Elle ne pense pas que la famille sera refoulée par les policiers allemands. « Nous avons fui Deir ez-Zor. On voyage depuis 15 jours. On veut aller à Munich puis à Berlin. Ma mère et 3 sœurs sont à Damas parce qu’on n’avait pas assez d’argent pour tout le monde. »
Le contrôleur ne s’offusque pas quand la famille al-Naser dit qu’elle n’a pas de ticket. Le père, Ibrahim, avait une très bonne situation à Deir ez-Zor. Il était ingénieur. Mais sous la tutelle des jihadistes, il ne pouvait plus travailler.
Il espère que ses compétences convaincront les Allemands de le garder lui et ses enfants, qui parlent tous un peu anglais et veulent poursuivre de longues études. Il espère surtout qu’il pourra faire venir sa femme et ses trois filles, même s'il sait que l’Allemagne va désormais se montrer moins ouverte.
Pagaille en gare de Salzbourg
Conséquence de l'instauration de contrôles aux frontières entre l'Allemagne et l'Autriche, des centaines de migrants sont coincés en gare de Salzbourg : difficile de continuer pour Munich, car les trains ne partent plus qu'au compte-goutte. Le retournement de la situation angoisse nombre d'entre eux.
Les policiers bloquent l'accès aux quais. Plusieurs centaines de migrants attendent dans le hall de la gare de pouvoir enfin monter dans le premier train qui s'annonce après plusieurs heures d'interruption du trafic. Un bénévole demande en arabe aux migrants de garder leur calme. Originaire d'Alep en Syrie, Moustafa Ambrosh semble complètement perdu dans la foule. Il serre son fils de 7 ans près de lui. « Cela fait 48h que je suis là, dit-il. Je veux aller en Allemagne. Je ne comprends pas ce qui se passe. Personne ne comprend ce qui se passe ! »

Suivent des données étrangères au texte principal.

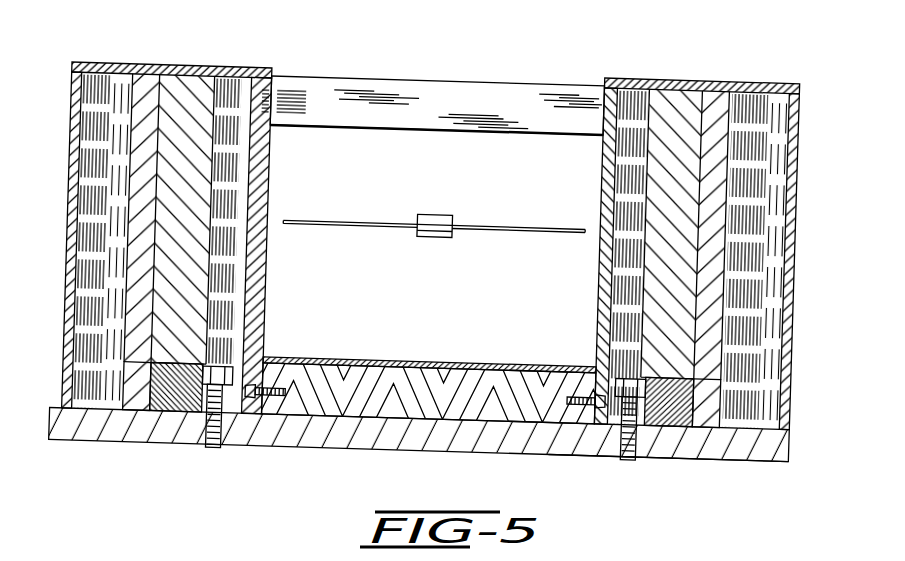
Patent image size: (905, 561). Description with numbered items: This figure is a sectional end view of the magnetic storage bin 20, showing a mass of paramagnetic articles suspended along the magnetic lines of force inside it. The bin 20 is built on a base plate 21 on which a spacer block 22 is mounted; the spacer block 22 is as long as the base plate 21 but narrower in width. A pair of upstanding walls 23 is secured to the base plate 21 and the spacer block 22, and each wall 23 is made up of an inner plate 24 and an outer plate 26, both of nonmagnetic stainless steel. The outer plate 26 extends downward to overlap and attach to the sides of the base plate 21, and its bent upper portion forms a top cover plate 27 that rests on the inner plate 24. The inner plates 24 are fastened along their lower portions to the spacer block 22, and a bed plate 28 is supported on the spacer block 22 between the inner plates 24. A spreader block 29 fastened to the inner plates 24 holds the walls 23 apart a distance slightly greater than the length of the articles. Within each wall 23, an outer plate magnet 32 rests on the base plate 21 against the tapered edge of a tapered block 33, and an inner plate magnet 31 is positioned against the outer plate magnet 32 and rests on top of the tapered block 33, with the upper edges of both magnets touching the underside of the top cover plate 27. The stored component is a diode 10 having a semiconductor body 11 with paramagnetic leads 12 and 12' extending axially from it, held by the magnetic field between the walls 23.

The diode 10 is at (438, 228).
The semiconductor body 11 is at (441, 212).
The paramagnetic lead 12 is at (351, 193).
The paramagnetic lead 12' is at (519, 199).
The bin 20 is at (752, 445).
The base plate 21 is at (699, 438).
The spacer block 22 is at (497, 368).
The upstanding wall 23 is at (71, 198).
The inner plate 24 is at (268, 268).
The outer plate 26 is at (78, 335).
The top cover plate 27 is at (105, 61).
The bed plate 28 is at (392, 349).
The spreader block 29 is at (511, 79).
The inner plate magnet 31 is at (194, 79).
The outer plate magnet 32 is at (130, 408).
The tapered block 33 is at (182, 410).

Thomas Gefahrt habite dans les environs. Il est venu avec quelques amis. Il tente de détendre l'atmosphère en occupant les enfants des migrants. « Nous sommes un groupe de scouts. On a apporté des crayons et du papier pour dessiner un peu avec les petits là. Ça va leur changer les idées ». Penchés sur leurs téléphones portables, les migrants, eux, guettent toute information nouvelle, en provenance de l'Allemagne toute proche.